The paper evaluates the capability of the BepiColombo Mercury Planetary Orbiter (MPO) to measure Mercury’s rotational state—specifically the annual forced libration amplitude and the obliquity—through a simulated rotation experiment. The method relies on pairs of high‑resolution images of the same surface region taken at different solar longitudes, combined with precise spacecraft position and attitude information derived from the onboard star tracker and the radio‑science experiment (MORE). Because Mercury is locked in a 3:2 spin‑orbit resonance and the MPO orbit plane does not precess, repeatedly imaging the same landmark is intrinsically difficult. The authors therefore construct a “worst‑case” scenario that includes strict illumination constraints (solar incidence angles between 30° and 60°), a limited set of about 25 usable landmarks, and realistic positioning errors (≈0.5 m, ≈0.1 arcsec).

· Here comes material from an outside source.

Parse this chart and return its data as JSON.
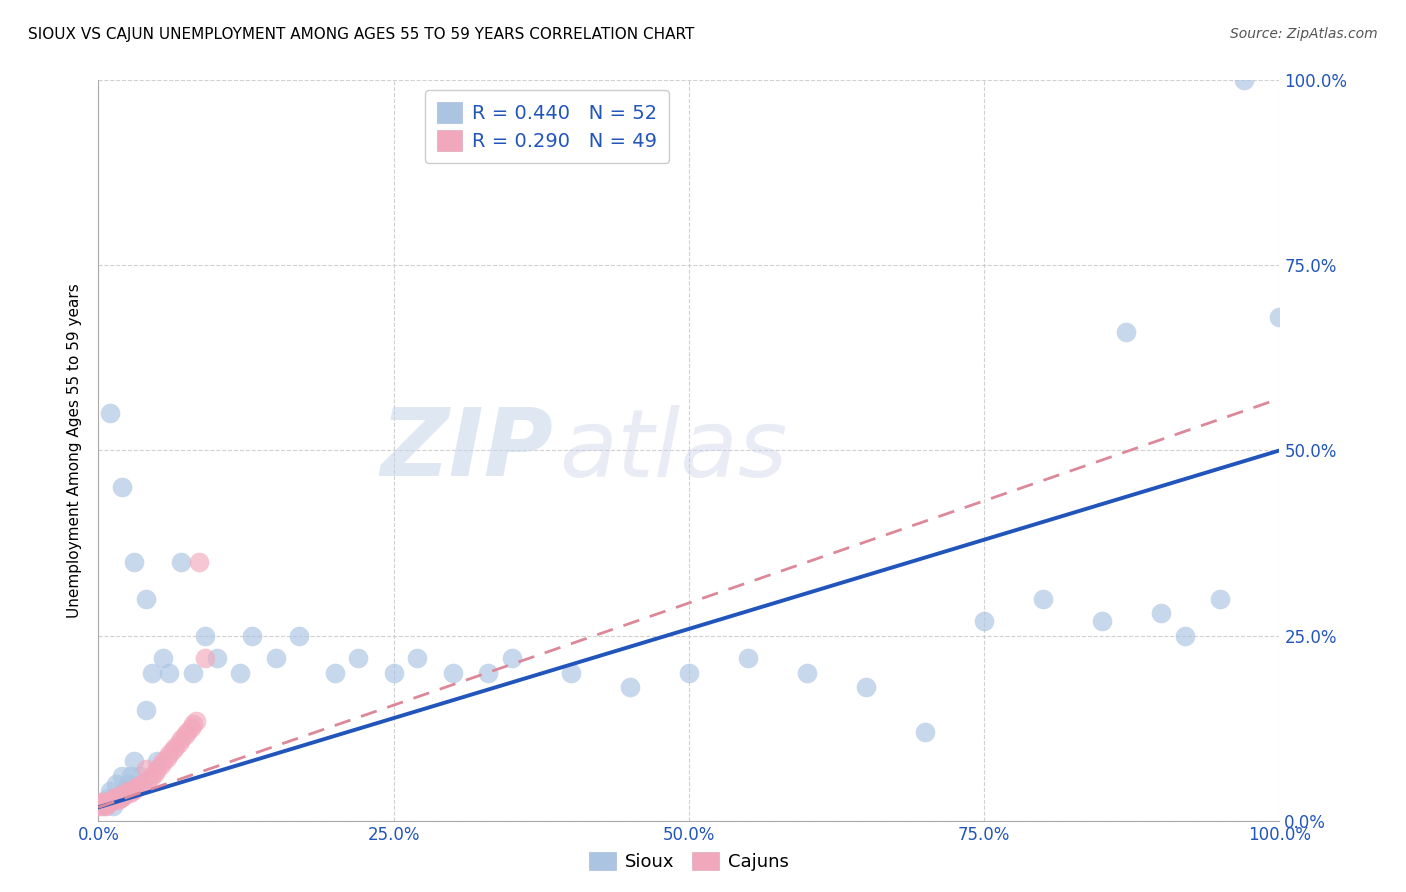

The rotational dynamics model incorporates the primary annual libration term (γ sin M) and the semi‑annual harmonic (γ₄₄ sin 2M), with the harmonic coefficient K derived from Mercury’s eccentricity (e = 0.2056) yielding K ≈ ‑0.105. Long‑period free librations are assumed to be damped and thus neglected. The MPO orbit model includes low‑order gravity coefficients (C₂₀, C₂₂, C₃₀) and reproduces the actual low‑altitude, near‑polar trajectory planned for the mission.

Monte‑Carlo simulations generate synthetic image pairs, apply the prescribed error budget, and perform a least‑squares fit to recover the libration amplitude and obliquity. Over a three‑year nominal mission, the simulated dataset provides roughly 40 image pairs. The resulting 1‑σ uncertainties are 1.4 arcseconds for the annual libration amplitude and 1.0 arcseconds for the obliquity. These precisions surpass the existing Earth‑based radar determinations (≈2 arcsec) and meet the mission’s scientific requirement to constrain the mantle‑to‑polar moment of inertia ratio (Cₘ/C) and to confirm the presence of a liquid core.

The authors also explore the effect of relaxing observational constraints—such as widening the illumination window or increasing the number of landmarks—but find that the improvement quickly saturates because the fundamental limitation is the fixed MPO orbital plane combined with the 3:2 resonance. Consequently, the current mission design is essentially optimal for the rotation experiment.

In conclusion, the simulated analysis demonstrates that, even under conservative assumptions, BepiColombo can determine Mercury’s libration amplitude to within 1.4 arcseconds and its obliquity to within 1.0 arcseconds. These measurements will provide independent, high‑precision inputs for interior structure models, validate the Cassini state assumption, and enhance our understanding of Mercury’s core‑mantle dynamics. Future work will involve applying the same methodology to actual mission data, refining the error models, and possibly incorporating advanced landmark‑matching techniques to further reduce uncertainties.